National Famers’ Union president Peter Le Maistre said that farmers have had no choice but to reduce their workforces as the increasing minimum wage has pushed up labour costs. A further recommendation to raise the minimum wage by 3.8% next year has been made.
Meanwhile, other sectors, including finance, technology and construction, have all seen a healthy increase in jobs over the same period, indicating the further transition of Jersey’s workforce from its fields and farms to town office blocks.
The total number of jobs in Jersey has steadily increased over the last five years and in the latest report, based on June 2019 figures, was 62,440, which was the highest figure ever recorded.
In the last period, jobs in finance – the largest sector – increased by 8% reaching 13,680, the number of workers in information and communication rose 15% to 1,840, while construction and quarrying posts boomed, going up 18% to 5,990.
The number of jobs in the public sector increased by 110 over the past year to 7,810, but has fallen by around 600 positions since 2014.
Peter Le Maistre, president of the Jersey Farmers’ Union, said that he was not ‘surprised at all’ by the figures for his industry.
‘The minimum wage has gone up by something like 25% in that time and farmers have tried to reduce their labour force by things like mechanisation,’ he said.
‘Also in that time a number of farmers have gone out of business. There was one specialist grower who had to give up his business and he had employed ten to 12 people. His farm was converted to potato crops and they only employed one or two people.
‘There have also been a couple of dairy farms that have closed and their herds have been incorporated into other herds, so there have been job losses there too.’
Mr Le Maistre said that he expected the trend to continue as farmers faced increasing pressure on staff costs.

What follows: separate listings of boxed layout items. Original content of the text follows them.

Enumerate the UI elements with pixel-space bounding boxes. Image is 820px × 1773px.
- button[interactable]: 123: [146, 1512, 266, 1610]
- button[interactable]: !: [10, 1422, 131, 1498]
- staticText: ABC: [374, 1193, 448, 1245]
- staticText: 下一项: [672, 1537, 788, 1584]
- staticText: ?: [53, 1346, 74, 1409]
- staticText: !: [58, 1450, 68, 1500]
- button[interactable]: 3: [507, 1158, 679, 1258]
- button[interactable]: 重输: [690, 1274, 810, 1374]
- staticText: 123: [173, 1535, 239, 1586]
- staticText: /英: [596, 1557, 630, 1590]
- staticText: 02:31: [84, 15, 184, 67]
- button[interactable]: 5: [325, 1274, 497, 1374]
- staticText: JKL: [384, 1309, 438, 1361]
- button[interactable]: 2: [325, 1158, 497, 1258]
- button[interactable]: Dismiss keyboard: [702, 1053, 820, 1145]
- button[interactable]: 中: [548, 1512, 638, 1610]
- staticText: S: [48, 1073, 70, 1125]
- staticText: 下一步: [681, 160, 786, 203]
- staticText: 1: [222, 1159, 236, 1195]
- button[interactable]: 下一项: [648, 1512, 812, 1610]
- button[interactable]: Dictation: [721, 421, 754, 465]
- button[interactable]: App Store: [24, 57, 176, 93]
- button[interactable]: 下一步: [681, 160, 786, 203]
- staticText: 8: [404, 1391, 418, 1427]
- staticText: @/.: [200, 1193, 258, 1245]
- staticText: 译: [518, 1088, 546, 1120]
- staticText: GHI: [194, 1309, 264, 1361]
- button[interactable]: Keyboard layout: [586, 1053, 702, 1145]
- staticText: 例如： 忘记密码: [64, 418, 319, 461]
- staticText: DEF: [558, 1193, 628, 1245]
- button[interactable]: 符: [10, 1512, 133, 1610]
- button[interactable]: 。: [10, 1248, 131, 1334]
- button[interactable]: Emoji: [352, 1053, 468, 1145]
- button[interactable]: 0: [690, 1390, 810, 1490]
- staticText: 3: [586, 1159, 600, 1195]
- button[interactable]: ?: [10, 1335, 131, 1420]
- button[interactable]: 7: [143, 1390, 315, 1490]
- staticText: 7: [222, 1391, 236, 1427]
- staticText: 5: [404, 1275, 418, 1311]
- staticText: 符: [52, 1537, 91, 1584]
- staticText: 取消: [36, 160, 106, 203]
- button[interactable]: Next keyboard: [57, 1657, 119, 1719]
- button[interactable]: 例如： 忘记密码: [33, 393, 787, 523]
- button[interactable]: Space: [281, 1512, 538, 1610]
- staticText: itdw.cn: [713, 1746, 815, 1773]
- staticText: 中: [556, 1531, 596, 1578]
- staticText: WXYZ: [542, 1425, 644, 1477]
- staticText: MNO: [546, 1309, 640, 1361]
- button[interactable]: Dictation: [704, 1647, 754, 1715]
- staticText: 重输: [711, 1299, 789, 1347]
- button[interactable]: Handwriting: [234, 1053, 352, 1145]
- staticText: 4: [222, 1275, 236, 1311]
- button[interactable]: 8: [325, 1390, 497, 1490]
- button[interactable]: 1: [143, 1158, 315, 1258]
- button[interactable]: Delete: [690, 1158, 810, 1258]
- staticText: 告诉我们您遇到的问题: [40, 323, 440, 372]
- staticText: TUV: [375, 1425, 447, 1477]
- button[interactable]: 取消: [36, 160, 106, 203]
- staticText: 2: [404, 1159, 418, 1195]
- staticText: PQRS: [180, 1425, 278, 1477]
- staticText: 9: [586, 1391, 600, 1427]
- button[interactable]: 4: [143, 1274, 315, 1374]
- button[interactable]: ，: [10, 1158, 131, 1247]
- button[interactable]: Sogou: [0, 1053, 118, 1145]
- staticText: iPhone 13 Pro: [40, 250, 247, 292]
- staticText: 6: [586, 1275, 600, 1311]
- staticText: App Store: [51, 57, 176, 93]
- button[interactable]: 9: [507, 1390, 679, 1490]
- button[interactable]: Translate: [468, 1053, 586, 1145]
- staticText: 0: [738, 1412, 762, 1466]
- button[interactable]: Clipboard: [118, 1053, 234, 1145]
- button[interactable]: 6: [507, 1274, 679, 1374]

‘I think most growers are waiting for the government to introduce its productivity policy, which has been promised for two years now,’ he said.
‘That will help farmers invest in mechanisms and machinery to further reduce their workforce because of the increased cost of labour.’
Joe Moynihan, chief executive of Jersey Finance, said that growth in the Island’s funds sector had been ‘particularly positive’ over the past five years.
He added that the Island’s finance industry was looking to secure further growth in the US market.
‘Overall, these figures reflect an ongoing trend of gradually rising employment figures across the finance industry,’ he said.
‘While the accountancy and trust sectors have seen positive growth over the past five years, reflecting a rising demand we have seen in the private wealth space, the figures for our funds sector are particularly positive.
‘The near 50% growth we’ve seen in fund-administration jobs over the past five years is in keeping with the growth we’ve seen in business flows – recently Jersey recorded its highest ever level of fund assets under administration of £342 billion.
‘We fully expect this trend to continue in light of Brexit and as we ramp up our efforts in the US following the opening of our New York office this month.’